Ele enfatizou a importância da vinculação dos institutos de pesquisa à administração direta. “O que isso traz? Essas instituições têm o poder de atuação à medida das necessidades governamentais, de situações da sociedade. Têm a capacidade de proporcionar respostas rápidas. Como a Patricia disse [na apresentação], isso foi visto na questão da Covid, em que vários institutos participaram: Adolpho Lutz, com os exames diagnósticos, Butantã, o desenvolvimento da vacina, o Instituto Biológico fazendo análises”.
O presidente da CPRTI citou outros exemplos na mesma linha. “Temos situações emergenciais na questão climática.
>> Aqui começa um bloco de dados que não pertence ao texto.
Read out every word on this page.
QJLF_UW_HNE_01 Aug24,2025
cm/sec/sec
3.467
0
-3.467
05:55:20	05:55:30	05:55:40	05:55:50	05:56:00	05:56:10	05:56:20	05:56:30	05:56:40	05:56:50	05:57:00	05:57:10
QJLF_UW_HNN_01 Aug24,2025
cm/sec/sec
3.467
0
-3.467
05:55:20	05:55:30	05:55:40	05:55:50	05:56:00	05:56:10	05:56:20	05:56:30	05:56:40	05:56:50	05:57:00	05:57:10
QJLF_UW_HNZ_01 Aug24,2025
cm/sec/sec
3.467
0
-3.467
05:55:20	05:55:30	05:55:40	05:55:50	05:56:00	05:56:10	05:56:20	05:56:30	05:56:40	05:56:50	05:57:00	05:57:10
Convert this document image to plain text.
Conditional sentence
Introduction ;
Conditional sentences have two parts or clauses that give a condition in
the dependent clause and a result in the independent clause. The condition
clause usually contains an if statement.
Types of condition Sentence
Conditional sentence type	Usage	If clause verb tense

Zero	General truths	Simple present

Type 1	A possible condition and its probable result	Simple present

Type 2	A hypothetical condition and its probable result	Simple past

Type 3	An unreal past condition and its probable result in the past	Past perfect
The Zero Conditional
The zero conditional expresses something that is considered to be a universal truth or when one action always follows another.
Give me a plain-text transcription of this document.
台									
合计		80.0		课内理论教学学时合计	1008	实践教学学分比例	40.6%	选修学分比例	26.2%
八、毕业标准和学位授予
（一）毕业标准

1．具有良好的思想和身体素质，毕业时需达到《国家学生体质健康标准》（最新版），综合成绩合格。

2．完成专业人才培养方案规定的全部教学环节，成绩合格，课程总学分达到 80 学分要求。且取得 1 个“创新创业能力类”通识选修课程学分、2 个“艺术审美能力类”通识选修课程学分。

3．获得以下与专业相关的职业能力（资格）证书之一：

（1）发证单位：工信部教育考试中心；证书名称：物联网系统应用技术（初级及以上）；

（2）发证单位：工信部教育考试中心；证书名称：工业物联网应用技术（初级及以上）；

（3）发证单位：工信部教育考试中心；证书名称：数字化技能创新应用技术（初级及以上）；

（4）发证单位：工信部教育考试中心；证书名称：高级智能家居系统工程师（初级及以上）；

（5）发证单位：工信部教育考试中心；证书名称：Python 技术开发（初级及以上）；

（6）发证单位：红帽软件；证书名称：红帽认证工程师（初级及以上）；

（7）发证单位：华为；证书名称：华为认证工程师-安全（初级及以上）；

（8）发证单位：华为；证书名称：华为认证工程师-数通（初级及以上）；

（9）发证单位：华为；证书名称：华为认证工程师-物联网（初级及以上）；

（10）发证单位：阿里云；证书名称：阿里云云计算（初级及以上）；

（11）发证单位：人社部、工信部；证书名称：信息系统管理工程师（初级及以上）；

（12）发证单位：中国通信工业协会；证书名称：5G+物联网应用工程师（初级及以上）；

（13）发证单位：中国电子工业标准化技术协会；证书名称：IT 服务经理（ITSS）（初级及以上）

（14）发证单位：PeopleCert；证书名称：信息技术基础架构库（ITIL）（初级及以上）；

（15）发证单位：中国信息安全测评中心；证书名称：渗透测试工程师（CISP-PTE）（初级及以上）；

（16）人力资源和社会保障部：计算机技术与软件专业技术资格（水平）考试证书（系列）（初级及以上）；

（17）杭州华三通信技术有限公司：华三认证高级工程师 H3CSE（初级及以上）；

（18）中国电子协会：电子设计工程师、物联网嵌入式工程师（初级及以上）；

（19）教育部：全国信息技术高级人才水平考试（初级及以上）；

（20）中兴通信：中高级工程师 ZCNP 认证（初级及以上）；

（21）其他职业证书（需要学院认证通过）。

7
O quadro de apoio do agora Instituto de Pesquisas Ambientais foi acionado quando aconteceu a situação de São Sebastião, então atuaram de forma rápida. O mesmo podemos dizer dos institutos da Secretaria de Agricultura, porque novas pragas acontecem de um dia para o outro, e aquelas pragas ou doenças que haviam sido eliminadas voltam, existem novos ciclos. São situações de respostas rápidas, por isso é importante ter os institutos vinculados à administração direta do Estado, com essa capacidade de retorno imediato diante de situações de crise”.
Arzolla relatou ainda que os institutos do Meio Ambiente e os da Agricultura permaneceram sem a realização de concursos públicos por vinte anos, desde 2003. Somente no final de 2022 é que foi autorizado um novo concurso público para preencher cargos nas instituições de pesquisa vinculadas à Agência Paulista de Tecnologia dos Agronegócios (APTA), pertencente à pasta estadual da Agricultura. “Só conseguimos no final do governo passado [de Rodrigo Garcia]. Com o forte trabalho dos institutos, da coordenação da APTA, junto com o secretário, esse concurso foi autorizado”, informou. “Estamos em pleno trâmite da realização desse concurso, que repõe 37 vagas para os institutos de pesquisa da Secretaria de Agricultura. No entanto, outros institutos, do Meio Ambiente, da Saúde, não conseguiram”.
A reposição de quadros, frisou o pesquisador, é essencial para que esses institutos consigam manter a excelência de suas atuações. “São instituições que as mais novas têm cinquenta anos, as mais antigas vêm da época do Império. O Instituto Agronômico de Campinas foi criado pelo imperador Pedro II. Vejam a importância, o marco na história da ciência e tecnologia do estado de São Paulo e do país”, salientou.